What the headline means
An AI Exposure Rank of 72/100 means the occupation ranks higher than approximately 72% of occupations in the Singapore reference market for AI task exposure.
It does not mean a 72% chance of job loss, 72% of jobs disappearing, or 72% of tasks being automated. The score is relative to the other occupations in this release.
How V8 is calculated
1. Build the exposure ensemble
Combine Felten AIOE, Anthropic observed usage, Eloundou GPT exposure and the ILO refined index using published reliability weights. Missing sources are renormalized rather than imputed.
2. Rank occupations within Singapore
Tied values receive their midrank. Index points are 100 × (midrank − 1) / (N − 1), with N = 562. Bands are quintiles: 0–19 Very Low, 20–39 Low, 40–59 Moderate, 60–79 High and 80–100 Very High.
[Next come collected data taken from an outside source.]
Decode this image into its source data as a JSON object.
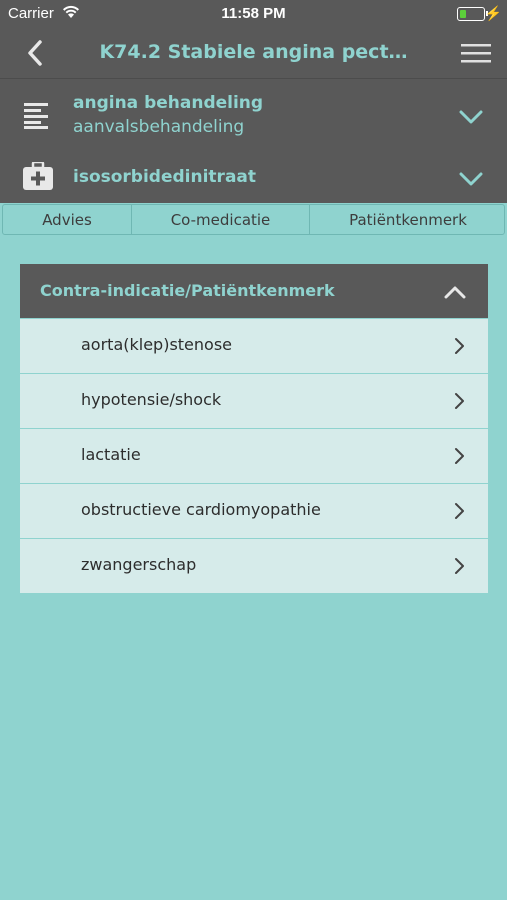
{
  "status_bar": {
    "carrier": "Carrier",
    "time": "11:58 PM",
    "battery_level": 0.25
  },
  "nav": {
    "title": "K74.2 Stabiele angina pect…"
  },
  "selectors": {
    "treatment": {
      "title": "angina behandeling",
      "subtitle": "aanvalsbehandeling"
    },
    "medication": {
      "title": "isosorbidedinitraat"
    }
  },
  "tabs": [
    {
      "label": "Advies"
    },
    {
      "label": "Co-medicatie"
    },
    {
      "label": "Patiëntkenmerk"
    }
  ],
  "card": {
    "header": "Contra-indicatie/Patiëntkenmerk",
    "items": [
      {
        "label": "aorta(klep)stenose"
      },
      {
        "label": "hypotensie/shock"
      },
      {
        "label": "lactatie"
      },
      {
        "label": "obstructieve cardiomyopathie"
      },
      {
        "label": "zwangerschap"
      }
    ]
  },
  "colors": {
    "background": "#8fd3cf",
    "bar": "#595959",
    "accent": "#8fd3cf",
    "row": "#d6ebea"
  }
}
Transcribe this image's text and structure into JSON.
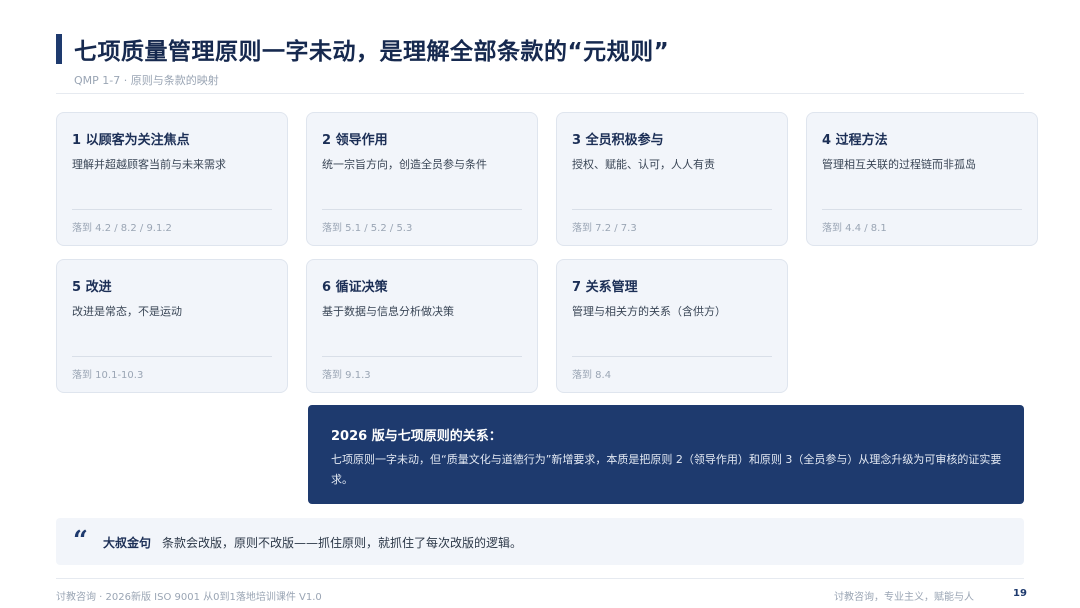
{
  "header": {
    "title": "七项质量管理原则一字未动，是理解全部条款的“元规则”",
    "subtitle": "QMP 1-7 · 原则与条款的映射"
  },
  "principles": [
    {
      "title": "1 以顾客为关注焦点",
      "desc": "理解并超越顾客当前与未来需求",
      "ref": "落到 4.2 / 8.2 / 9.1.2"
    },
    {
      "title": "2 领导作用",
      "desc": "统一宗旨方向，创造全员参与条件",
      "ref": "落到 5.1 / 5.2 / 5.3"
    },
    {
      "title": "3 全员积极参与",
      "desc": "授权、赋能、认可，人人有责",
      "ref": "落到 7.2 / 7.3"
    },
    {
      "title": "4 过程方法",
      "desc": "管理相互关联的过程链而非孤岛",
      "ref": "落到 4.4 / 8.1"
    },
    {
      "title": "5 改进",
      "desc": "改进是常态，不是运动",
      "ref": "落到 10.1-10.3"
    },
    {
      "title": "6 循证决策",
      "desc": "基于数据与信息分析做决策",
      "ref": "落到 9.1.3"
    },
    {
      "title": "7 关系管理",
      "desc": "管理与相关方的关系（含供方）",
      "ref": "落到 8.4"
    }
  ],
  "relation": {
    "title": "2026 版与七项原则的关系：",
    "body": "七项原则一字未动，但“质量文化与道德行为”新增要求，本质是把原则 2（领导作用）和原则 3（全员参与）从理念升级为可审核的证实要求。"
  },
  "quote": {
    "icon": "quote-mark-icon",
    "label": "大叔金句",
    "text": "条款会改版，原则不改版——抓住原则，就抓住了每次改版的逻辑。"
  },
  "footer": {
    "left": "讨教咨询 · 2026新版 ISO 9001 从0到1落地培训课件 V1.0",
    "right": "讨教咨询，专业主义，赋能与人",
    "page": "19"
  },
  "colors": {
    "accent": "#1e3a6e",
    "card_bg": "#f2f5fa"
  }
}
3. Keep employment economics separate
Structural substitution pressure ranks exposure × (1 − human bottleneck). Augmentation
potential ranks exposure × human bottleneck. Official demand, firm adoption, workforce
age, entry-level sensitivity and transition evidence are published beside those indices
rather than hidden inside the headline. Entry-level sensitivity is currently unknown: no suitable open official occupation-level hiring series isolates entry-level workers.
Likely pathway rules
Limited direct change
AI Exposure Rank below 40.
Hiring or substitution pressure
Substitution pressure is High+, directly supported adoption is established or leading, and demand is not strong.
Augmentation-led growth
Augmentation potential is High+ and official demand is strong.
Demand-buffered redesign
Substitution pressure is High+ but official demand is strong.
Workflow redesign
All remaining combinations; evidence supports change but not a narrower employment claim.
Confidence and sensitivity
Confidence is High, Medium or Low based on mapping quality, source coverage, task evidence and policy caps. The site shows the limiting factors; it does not render confidence as a probability.
Sensitivity is the score range produced by equal source weights and leave-one-source-out variants. It is an assumption-sensitivity range, not a statistical confidence interval.
Important limitations
- Exposure measures disagree about constructs and magnitude; the ensemble does not make them causal.
- Detailed Singapore occupation employment is estimated from broader official groups.
- Demand and age evidence can be broader than the individual SSOC occupation.
- Output-demand elasticity, firm reorganization and job quality are not measured as occupation scores.
- Observed employment effects can appear first in hiring, hours, contractors or career ladders rather than layoffs.
- The deduplicated U.S. BLS cross-country check finds essentially no rank association (ρ = 0.01 across 243 unique mapping signatures); it does not validate Singapore employment outcomes.
- Synthetic modern roles are estimates and are kept separate from official occupations.